Verfassungsschutzchef Heinz Fromm fordert für seine Behörde größere Möglichkeiten zur Telekommunikationsüberwachung im Rahmen der Terrorabwehr. "Wir müssen alle Möglichkeiten nutzen, um Gefahren in einem frühen Stadium zu erkennen", sagte Fromm am Montag auf einem Verfassungsschutz-Symposium in Berlin. Fromm zufolge kann die bisherige Form der Telekommunikationsüberwachung nicht mehr alle Erkenntnisse liefern, da sich der Gegner modernster Fähigkeiten des Online-Informationsaustausches und der Verschlüsselung bediene. "Wir müssen uns technisch und rechtlich den neuen Möglichkeiten anpassen". sagte Fromm.

Nach Ansicht des Chefs des Bundeskriminalamtes (BKA), Jörg Ziercke, stoßen im digitalen Zeitalter die Sicherheitsbehörden an ihre Grenzen. Verschlüsselung und Anonymisierung von Daten schafften "verfolgungsfreie Räume" mit fatalen Folgen. Demzufolge müssten die Sicherheitsbehörden über entsprechende Eingriffsbefugnisse und zugleich über eine hervorragende technische Ausstattung verfügen. Seine Behörde werde aber nicht zu einem amerikanischen FBI umgewandelt, sagte Ziercke mit Blick auf das neue BKA-Gesetz.

Grüne fordern wirksames Datenschutzgesetz

Die Grünen fordern die Vorlage eines wirksameren Datenschutzgesetzes. Wenn jetzt mehr als 20 Millionen Kundendaten um Umlauf seien, seien die Rechte der Bürger "in hohem Maß gefährdet", sagte Grünen-Chefin Claudia Roth am Montag nach einer Vorstandssitzung ihrer Partei in Berlin. Notwendig sei ein Datenschutzgesetz, das "im digitalen Zeitalter angekommen ist" und die "Daten tatsächlich schützt".

Dazu soll nach den Worten Roths die Weitergabe von Daten von der ausdrücklichen Einwilligung jedes Einzelnen abhängig gemacht werden. Auch dürfe ein Vertragsabschluss nicht an die Bedingung geknüpft sein, dass die Daten weitergegeben werden können, fügte die Grünen-Chefin hinzu. Erforderlich seien auch eine "klare Kennzeichnungspflicht über die Herkunft der Daten" sowie eine Stärkung der Datenschützer.

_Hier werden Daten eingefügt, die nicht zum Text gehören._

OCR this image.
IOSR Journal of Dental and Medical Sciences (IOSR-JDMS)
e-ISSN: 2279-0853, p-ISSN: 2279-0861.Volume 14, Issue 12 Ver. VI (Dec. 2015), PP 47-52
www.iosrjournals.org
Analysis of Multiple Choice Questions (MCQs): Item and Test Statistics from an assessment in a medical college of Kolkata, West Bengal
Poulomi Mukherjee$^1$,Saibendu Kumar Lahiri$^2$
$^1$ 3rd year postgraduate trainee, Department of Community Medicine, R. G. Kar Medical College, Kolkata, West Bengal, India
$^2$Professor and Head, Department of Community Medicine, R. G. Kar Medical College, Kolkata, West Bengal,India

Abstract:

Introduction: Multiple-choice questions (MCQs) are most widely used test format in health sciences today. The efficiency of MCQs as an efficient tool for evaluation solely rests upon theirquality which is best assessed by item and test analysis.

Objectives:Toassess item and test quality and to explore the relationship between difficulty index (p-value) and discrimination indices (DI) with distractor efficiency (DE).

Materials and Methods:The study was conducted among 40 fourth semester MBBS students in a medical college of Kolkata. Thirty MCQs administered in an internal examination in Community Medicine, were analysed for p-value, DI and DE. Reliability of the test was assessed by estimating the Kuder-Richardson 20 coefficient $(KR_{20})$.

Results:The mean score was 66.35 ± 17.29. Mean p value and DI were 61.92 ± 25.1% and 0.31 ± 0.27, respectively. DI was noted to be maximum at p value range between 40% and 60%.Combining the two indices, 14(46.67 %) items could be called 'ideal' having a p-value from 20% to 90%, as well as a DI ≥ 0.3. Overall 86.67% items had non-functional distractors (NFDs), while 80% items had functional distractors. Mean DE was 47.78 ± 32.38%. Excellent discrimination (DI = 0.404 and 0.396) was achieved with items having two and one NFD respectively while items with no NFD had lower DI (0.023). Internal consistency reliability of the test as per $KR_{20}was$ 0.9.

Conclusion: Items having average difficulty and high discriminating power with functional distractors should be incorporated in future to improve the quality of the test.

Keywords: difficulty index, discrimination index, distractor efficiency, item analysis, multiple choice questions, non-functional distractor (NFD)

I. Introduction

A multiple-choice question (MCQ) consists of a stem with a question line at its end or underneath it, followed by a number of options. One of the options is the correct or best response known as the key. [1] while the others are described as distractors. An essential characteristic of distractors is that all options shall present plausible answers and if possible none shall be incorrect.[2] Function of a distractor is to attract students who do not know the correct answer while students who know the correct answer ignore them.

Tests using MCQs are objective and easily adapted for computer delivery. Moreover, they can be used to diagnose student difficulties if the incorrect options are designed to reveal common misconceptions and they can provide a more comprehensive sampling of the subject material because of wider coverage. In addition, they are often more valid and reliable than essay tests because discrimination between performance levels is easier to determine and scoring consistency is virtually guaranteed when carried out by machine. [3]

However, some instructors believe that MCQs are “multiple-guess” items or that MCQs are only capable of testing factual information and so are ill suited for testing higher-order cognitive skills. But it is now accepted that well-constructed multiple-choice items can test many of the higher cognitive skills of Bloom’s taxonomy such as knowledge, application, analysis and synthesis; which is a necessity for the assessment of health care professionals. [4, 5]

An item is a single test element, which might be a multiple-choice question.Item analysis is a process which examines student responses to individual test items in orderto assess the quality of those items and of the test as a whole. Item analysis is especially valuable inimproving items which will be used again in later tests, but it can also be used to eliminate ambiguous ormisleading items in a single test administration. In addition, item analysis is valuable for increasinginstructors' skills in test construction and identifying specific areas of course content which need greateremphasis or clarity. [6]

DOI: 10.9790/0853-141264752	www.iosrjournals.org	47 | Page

FDP: Bürgern mehr Rechte einräumen

FDP-Innenexperte Max Stadler sagte dem Blatt, nach dem Datenschutzgipfel von Schäuble seien mehrere Monate vergangen, ohne dass etwas geschehen sei. Er forderte den Bund auf, den Verbrauchern deutlich mehr Rechte einzuräumen: "Daten sollten künftig nur dann weitergegeben werden können, wenn die Bürger ausdrücklich damit einverstanden sind." Ausnahmen seien für gemeinnützige Institutionen möglich.

Der Vorsitzende des Innenausschusses im Bundestag, Sebastian Edathy (SPD), forderte die Bundesregierung ebenfalls zum schnellen Handeln auf. Die Regierung müsse noch vor Weihnachten ihren "längst überfälligen" Gesetzentwurf für schärfere Datenschutz-Vorschriften vorlegen, sagte Edathy der "Neuen Osnabrücker Zeitung" vom Montag. Edathy warf Bundeswirtschaftsminister Michael Glos (CSU) vor, bei dem Thema auf der Bremse zu stehen. "Erst war Glos dafür, den Handel mit persönlichen Daten zu verbieten, nun ist er nach Protesten aus der Wirtschaft der größte Gegner von Beschränkungen", kritisierte Edathy.

Linken-Parteivize Halina Wawzyniak hielt hingegen auch der SPD vor, in der Bundesregierung zu wenig für ein neues Gesetz getan zu haben. Neben wirksameren Gesetzen gegen den Datenklau forderte sie, dass Bürger auch ihre Schadenersatzansprüche gegen Datendiebe durchsetzen können sollten.

Die Gewerkschaft der Polizei forderte Banken und Kreditkarten-Unternehmen auf, ihre Schutzmaßnahmen der sensiblen Daten im Sinne der Kunden "zu verstärken, statt sie aus Kosten- und Gewinninteressen eher zu durchlöchern". GdP-Chef Konrad Freiberg sagte der "Leipziger Volkszeitung (Dienstagsausgabe), viele Unternehmen nähmen den Missbrauch billigend in Kauf, weil sie möglichst schnell und viel Umsatz machen wollten. Die Deutsche Polizeigewerkschaft sprach von organisierter Kriminalität. Die Polizei müsse dafür besser geschult werden.